Science Minister: "We Must Collaborate With Universities"

First Asgardian Executive Congress is in full swing. During afternoon sessions of Day 1, speakers from the other six Ministries and Parliament Committees on science, finance, culture, international relations, information and justice take the floor. The presentation by Minister of Science was of particular interest to the audience  

Floris Wuyts, Asgardia’s Minister of Science, listed short-term scientific tasks, and also introduced its long-term vision for the next 25 years, which is in creating an appropriate environment for giving birth to healthy humans in space, building human habitats in space and on the Moon, and mitigating radiation hazards.

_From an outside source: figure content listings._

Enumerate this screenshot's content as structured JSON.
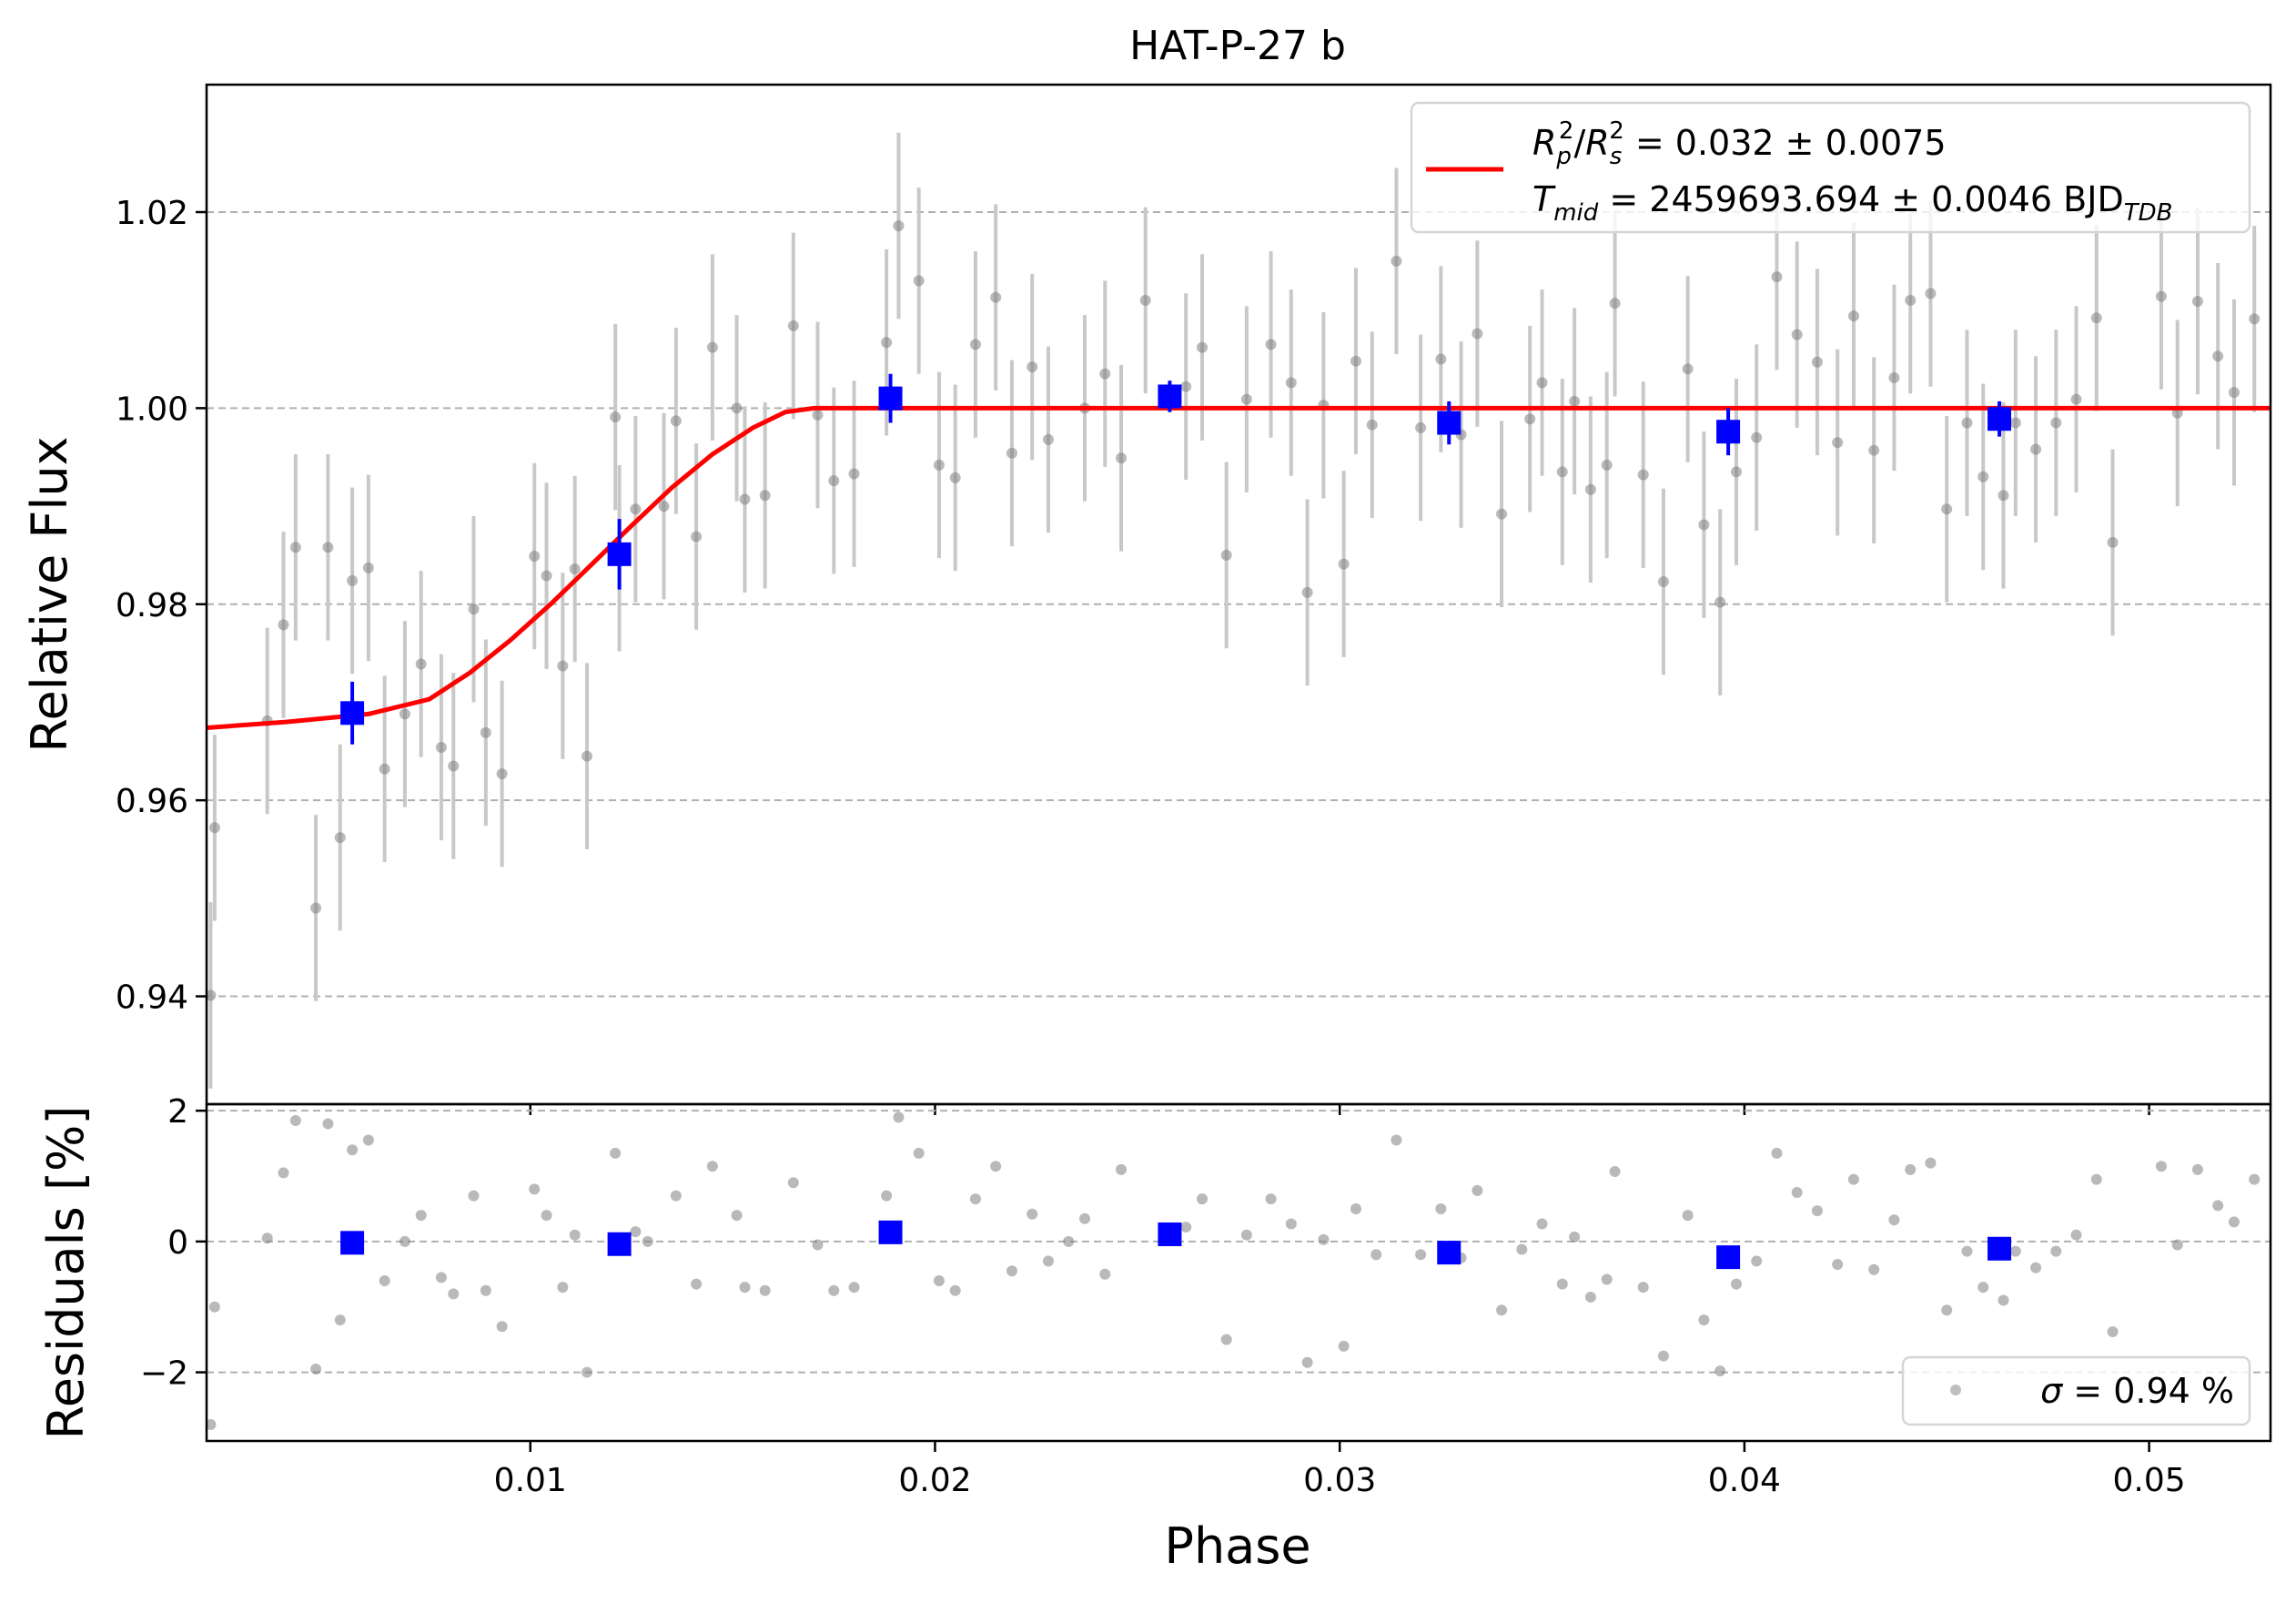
{
  "figure": {
    "title": "HAT-P-27 b",
    "xlabel": "Phase",
    "colors": {
      "model": "#ff0000",
      "binned": "#0000ff",
      "raw_point": "#7f7f7f",
      "raw_error": "#c8c8c8",
      "grid": "#b0b0b0"
    }
  },
  "chart_data": [
    {
      "type": "scatter",
      "panel": "light-curve",
      "ylabel": "Relative Flux",
      "xlim": [
        0.002,
        0.053
      ],
      "ylim": [
        0.929,
        1.033
      ],
      "x_ticks": [
        "0.01",
        "0.02",
        "0.03",
        "0.04",
        "0.05"
      ],
      "x_tick_values": [
        0.01,
        0.02,
        0.03,
        0.04,
        0.05
      ],
      "y_ticks": [
        "0.94",
        "0.96",
        "0.98",
        "1.00",
        "1.02"
      ],
      "y_tick_values": [
        0.94,
        0.96,
        0.98,
        1.0,
        1.02
      ],
      "grid": "horizontal-dashed",
      "legend_position": "top-right",
      "legend": {
        "line1": {
          "lhs": "R",
          "lhs_sub": "p",
          "lhs_sup": "2",
          "rhs": "R",
          "rhs_sub": "s",
          "rhs_sup": "2",
          "value": " = 0.032 ± 0.0075"
        },
        "line2": {
          "name": "T",
          "name_sub": "mid",
          "value": " = 2459693.694 ± 0.0046 BJD",
          "unit_sub": "TDB"
        }
      },
      "raw_points": [
        [
          0.0021,
          0.9401,
          0.0095
        ],
        [
          0.0022,
          0.9572,
          0.0095
        ],
        [
          0.0035,
          0.9681,
          0.0095
        ],
        [
          0.0039,
          0.9779,
          0.0095
        ],
        [
          0.0042,
          0.9858,
          0.0095
        ],
        [
          0.0047,
          0.949,
          0.0095
        ],
        [
          0.005,
          0.9858,
          0.0095
        ],
        [
          0.0053,
          0.9562,
          0.0095
        ],
        [
          0.0056,
          0.9824,
          0.0095
        ],
        [
          0.006,
          0.9837,
          0.0095
        ],
        [
          0.0064,
          0.9632,
          0.0095
        ],
        [
          0.0069,
          0.9688,
          0.0095
        ],
        [
          0.0073,
          0.9739,
          0.0095
        ],
        [
          0.0078,
          0.9654,
          0.0095
        ],
        [
          0.0081,
          0.9635,
          0.0095
        ],
        [
          0.0086,
          0.9795,
          0.0095
        ],
        [
          0.0089,
          0.9669,
          0.0095
        ],
        [
          0.0093,
          0.9627,
          0.0095
        ],
        [
          0.0101,
          0.9849,
          0.0095
        ],
        [
          0.0104,
          0.9829,
          0.0095
        ],
        [
          0.0108,
          0.9737,
          0.0095
        ],
        [
          0.0111,
          0.9836,
          0.0095
        ],
        [
          0.0114,
          0.9645,
          0.0095
        ],
        [
          0.0122,
          0.9847,
          0.0095
        ],
        [
          0.0121,
          0.9991,
          0.0095
        ],
        [
          0.0126,
          0.9897,
          0.0095
        ],
        [
          0.0133,
          0.99,
          0.0095
        ],
        [
          0.0136,
          0.9987,
          0.0095
        ],
        [
          0.0141,
          0.9869,
          0.0095
        ],
        [
          0.0145,
          1.0062,
          0.0095
        ],
        [
          0.0151,
          1.0,
          0.0095
        ],
        [
          0.0153,
          0.9907,
          0.0095
        ],
        [
          0.0158,
          0.9911,
          0.0095
        ],
        [
          0.0165,
          1.0084,
          0.0095
        ],
        [
          0.0171,
          0.9993,
          0.0095
        ],
        [
          0.0175,
          0.9926,
          0.0095
        ],
        [
          0.018,
          0.9933,
          0.0095
        ],
        [
          0.0188,
          1.0067,
          0.0095
        ],
        [
          0.0191,
          1.0186,
          0.0095
        ],
        [
          0.0196,
          1.013,
          0.0095
        ],
        [
          0.0201,
          0.9942,
          0.0095
        ],
        [
          0.0205,
          0.9929,
          0.0095
        ],
        [
          0.021,
          1.0065,
          0.0095
        ],
        [
          0.0215,
          1.0113,
          0.0095
        ],
        [
          0.0219,
          0.9954,
          0.0095
        ],
        [
          0.0224,
          1.0042,
          0.0095
        ],
        [
          0.0228,
          0.9968,
          0.0095
        ],
        [
          0.0237,
          1.0,
          0.0095
        ],
        [
          0.0242,
          1.0035,
          0.0095
        ],
        [
          0.0246,
          0.9949,
          0.0095
        ],
        [
          0.0252,
          1.011,
          0.0095
        ],
        [
          0.0262,
          1.0022,
          0.0095
        ],
        [
          0.0266,
          1.0062,
          0.0095
        ],
        [
          0.0272,
          0.985,
          0.0095
        ],
        [
          0.0277,
          1.0009,
          0.0095
        ],
        [
          0.0283,
          1.0065,
          0.0095
        ],
        [
          0.0288,
          1.0026,
          0.0095
        ],
        [
          0.0292,
          0.9812,
          0.0095
        ],
        [
          0.0296,
          1.0003,
          0.0095
        ],
        [
          0.0301,
          0.9841,
          0.0095
        ],
        [
          0.0304,
          1.0048,
          0.0095
        ],
        [
          0.0308,
          0.9983,
          0.0095
        ],
        [
          0.0314,
          1.015,
          0.0095
        ],
        [
          0.032,
          0.998,
          0.0095
        ],
        [
          0.0325,
          1.005,
          0.0095
        ],
        [
          0.033,
          0.9973,
          0.0095
        ],
        [
          0.0334,
          1.0076,
          0.0095
        ],
        [
          0.034,
          0.9892,
          0.0095
        ],
        [
          0.0347,
          0.9989,
          0.0095
        ],
        [
          0.035,
          1.0026,
          0.0095
        ],
        [
          0.0355,
          0.9935,
          0.0095
        ],
        [
          0.0358,
          1.0007,
          0.0095
        ],
        [
          0.0362,
          0.9917,
          0.0095
        ],
        [
          0.0366,
          0.9942,
          0.0095
        ],
        [
          0.0368,
          1.0107,
          0.0095
        ],
        [
          0.0375,
          0.9932,
          0.0095
        ],
        [
          0.038,
          0.9823,
          0.0095
        ],
        [
          0.0386,
          1.004,
          0.0095
        ],
        [
          0.039,
          0.9881,
          0.0095
        ],
        [
          0.0394,
          0.9802,
          0.0095
        ],
        [
          0.0398,
          0.9935,
          0.0095
        ],
        [
          0.0403,
          0.997,
          0.0095
        ],
        [
          0.0408,
          1.0134,
          0.0095
        ],
        [
          0.0413,
          1.0075,
          0.0095
        ],
        [
          0.0418,
          1.0047,
          0.0095
        ],
        [
          0.0423,
          0.9965,
          0.0095
        ],
        [
          0.0427,
          1.0094,
          0.0095
        ],
        [
          0.0432,
          0.9957,
          0.0095
        ],
        [
          0.0437,
          1.0031,
          0.0095
        ],
        [
          0.0441,
          1.011,
          0.0095
        ],
        [
          0.0446,
          1.0117,
          0.0095
        ],
        [
          0.045,
          0.9897,
          0.0095
        ],
        [
          0.0455,
          0.9985,
          0.0095
        ],
        [
          0.0459,
          0.993,
          0.0095
        ],
        [
          0.0464,
          0.9911,
          0.0095
        ],
        [
          0.0467,
          0.9985,
          0.0095
        ],
        [
          0.0472,
          0.9958,
          0.0095
        ],
        [
          0.0477,
          0.9985,
          0.0095
        ],
        [
          0.0482,
          1.0009,
          0.0095
        ],
        [
          0.0487,
          1.0092,
          0.0095
        ],
        [
          0.0491,
          0.9863,
          0.0095
        ],
        [
          0.0503,
          1.0114,
          0.0095
        ],
        [
          0.0507,
          0.9995,
          0.0095
        ],
        [
          0.0512,
          1.0109,
          0.0095
        ],
        [
          0.0517,
          1.0053,
          0.0095
        ],
        [
          0.0521,
          1.0016,
          0.0095
        ],
        [
          0.0526,
          1.0091,
          0.0095
        ]
      ],
      "binned_points": [
        [
          0.0056,
          0.9689,
          0.0032
        ],
        [
          0.0122,
          0.9851,
          0.0036
        ],
        [
          0.0189,
          1.001,
          0.0025
        ],
        [
          0.0258,
          1.0012,
          0.0016
        ],
        [
          0.0327,
          0.9985,
          0.0022
        ],
        [
          0.0396,
          0.9976,
          0.0024
        ],
        [
          0.0463,
          0.9989,
          0.0018
        ]
      ],
      "model": [
        [
          0.002,
          0.9674
        ],
        [
          0.004,
          0.968
        ],
        [
          0.006,
          0.9688
        ],
        [
          0.0075,
          0.9703
        ],
        [
          0.0085,
          0.973
        ],
        [
          0.0095,
          0.9763
        ],
        [
          0.0105,
          0.98
        ],
        [
          0.0115,
          0.984
        ],
        [
          0.0125,
          0.988
        ],
        [
          0.0135,
          0.9919
        ],
        [
          0.0145,
          0.9953
        ],
        [
          0.0155,
          0.998
        ],
        [
          0.0163,
          0.9996
        ],
        [
          0.017,
          1.0
        ],
        [
          0.053,
          1.0
        ]
      ]
    },
    {
      "type": "scatter",
      "panel": "residuals",
      "ylabel": "Residuals [%]",
      "xlim": [
        0.002,
        0.053
      ],
      "ylim": [
        -3.05,
        2.1
      ],
      "x_ticks": [
        "0.01",
        "0.02",
        "0.03",
        "0.04",
        "0.05"
      ],
      "x_tick_values": [
        0.01,
        0.02,
        0.03,
        0.04,
        0.05
      ],
      "y_ticks": [
        "−2",
        "0",
        "2"
      ],
      "y_tick_values": [
        -2,
        0,
        2
      ],
      "grid": "horizontal-dashed",
      "legend_position": "bottom-right",
      "legend": {
        "symbol": "σ",
        "value": " = 0.94 %"
      },
      "raw_points": [
        [
          0.0021,
          -2.8
        ],
        [
          0.0022,
          -1.0
        ],
        [
          0.0035,
          0.05
        ],
        [
          0.0039,
          1.05
        ],
        [
          0.0042,
          1.85
        ],
        [
          0.0047,
          -1.95
        ],
        [
          0.005,
          1.8
        ],
        [
          0.0053,
          -1.2
        ],
        [
          0.0056,
          1.4
        ],
        [
          0.006,
          1.55
        ],
        [
          0.0064,
          -0.6
        ],
        [
          0.0069,
          0.0
        ],
        [
          0.0073,
          0.4
        ],
        [
          0.0078,
          -0.55
        ],
        [
          0.0081,
          -0.8
        ],
        [
          0.0086,
          0.7
        ],
        [
          0.0089,
          -0.75
        ],
        [
          0.0093,
          -1.3
        ],
        [
          0.0101,
          0.8
        ],
        [
          0.0104,
          0.4
        ],
        [
          0.0108,
          -0.7
        ],
        [
          0.0111,
          0.1
        ],
        [
          0.0114,
          -2.0
        ],
        [
          0.0121,
          1.35
        ],
        [
          0.0126,
          0.15
        ],
        [
          0.0129,
          0.0
        ],
        [
          0.0136,
          0.7
        ],
        [
          0.0141,
          -0.65
        ],
        [
          0.0145,
          1.15
        ],
        [
          0.0151,
          0.4
        ],
        [
          0.0153,
          -0.7
        ],
        [
          0.0158,
          -0.75
        ],
        [
          0.0165,
          0.9
        ],
        [
          0.0171,
          -0.05
        ],
        [
          0.0175,
          -0.75
        ],
        [
          0.018,
          -0.7
        ],
        [
          0.0188,
          0.7
        ],
        [
          0.0191,
          1.9
        ],
        [
          0.0196,
          1.35
        ],
        [
          0.0201,
          -0.6
        ],
        [
          0.0205,
          -0.75
        ],
        [
          0.021,
          0.65
        ],
        [
          0.0215,
          1.15
        ],
        [
          0.0219,
          -0.45
        ],
        [
          0.0224,
          0.42
        ],
        [
          0.0228,
          -0.3
        ],
        [
          0.0233,
          0.0
        ],
        [
          0.0237,
          0.35
        ],
        [
          0.0242,
          -0.5
        ],
        [
          0.0246,
          1.1
        ],
        [
          0.0262,
          0.22
        ],
        [
          0.0266,
          0.65
        ],
        [
          0.0272,
          -1.5
        ],
        [
          0.0277,
          0.1
        ],
        [
          0.0283,
          0.65
        ],
        [
          0.0288,
          0.27
        ],
        [
          0.0292,
          -1.85
        ],
        [
          0.0296,
          0.03
        ],
        [
          0.0301,
          -1.6
        ],
        [
          0.0304,
          0.5
        ],
        [
          0.0309,
          -0.2
        ],
        [
          0.0314,
          1.55
        ],
        [
          0.032,
          -0.2
        ],
        [
          0.0325,
          0.5
        ],
        [
          0.033,
          -0.25
        ],
        [
          0.0334,
          0.78
        ],
        [
          0.034,
          -1.05
        ],
        [
          0.0345,
          -0.12
        ],
        [
          0.035,
          0.27
        ],
        [
          0.0355,
          -0.65
        ],
        [
          0.0358,
          0.07
        ],
        [
          0.0362,
          -0.85
        ],
        [
          0.0366,
          -0.58
        ],
        [
          0.0368,
          1.07
        ],
        [
          0.0375,
          -0.7
        ],
        [
          0.038,
          -1.75
        ],
        [
          0.0386,
          0.4
        ],
        [
          0.039,
          -1.2
        ],
        [
          0.0394,
          -1.98
        ],
        [
          0.0398,
          -0.65
        ],
        [
          0.0403,
          -0.3
        ],
        [
          0.0408,
          1.35
        ],
        [
          0.0413,
          0.75
        ],
        [
          0.0418,
          0.47
        ],
        [
          0.0423,
          -0.35
        ],
        [
          0.0427,
          0.95
        ],
        [
          0.0432,
          -0.43
        ],
        [
          0.0437,
          0.33
        ],
        [
          0.0441,
          1.1
        ],
        [
          0.0446,
          1.2
        ],
        [
          0.045,
          -1.05
        ],
        [
          0.0455,
          -0.15
        ],
        [
          0.0459,
          -0.7
        ],
        [
          0.0464,
          -0.9
        ],
        [
          0.0467,
          -0.15
        ],
        [
          0.0472,
          -0.4
        ],
        [
          0.0477,
          -0.15
        ],
        [
          0.0482,
          0.1
        ],
        [
          0.0487,
          0.95
        ],
        [
          0.0491,
          -1.38
        ],
        [
          0.0503,
          1.15
        ],
        [
          0.0507,
          -0.05
        ],
        [
          0.0512,
          1.1
        ],
        [
          0.0517,
          0.55
        ],
        [
          0.0521,
          0.3
        ],
        [
          0.0526,
          0.95
        ]
      ],
      "binned_points": [
        [
          0.0056,
          -0.02
        ],
        [
          0.0122,
          -0.04
        ],
        [
          0.0189,
          0.14
        ],
        [
          0.0258,
          0.11
        ],
        [
          0.0327,
          -0.17
        ],
        [
          0.0396,
          -0.24
        ],
        [
          0.0463,
          -0.11
        ]
      ]
    }
  ]
}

- Asgardia should seek partnership with other universities, - Mr Wuyts said, -   The erection of ASTRA, Asgardia Science and Technology Research Academia, must be performed!


The Minister’s speech had quite an animated response from the audience. Some of the other speakers started asking him tricky questions on the spot. Benjamin Dell, for example, wanted to know how the first space state was going to promote science and scientific mindset.  

-How do you go to make science sexy, so we can sell it to future asgardians? - Chair of the Citizenship Committee asked. 


- I call the promise of being able to get to the Moon in a quarter of a century rather attractive! - Mr. Wuyts replied. 

Minister of Information Lena de Winne had two questions, one related to the ethical aspects of the first child being born in space, and the other, on possible options on fighting lunar dust. 

Mr. Wuyts explained that all upcoming study and research will be performed in accordance with scientific ethics and utmost attention to human safety. As to lunar dust, he said it wasn't within his competence, but that this was a topic for future research. Given the experience of the lunar exploration 50 years ago, at least there is a starting point. 


- We have a lot to study in depth, but that is our fantastic challenge. - Mr Wuyts stated.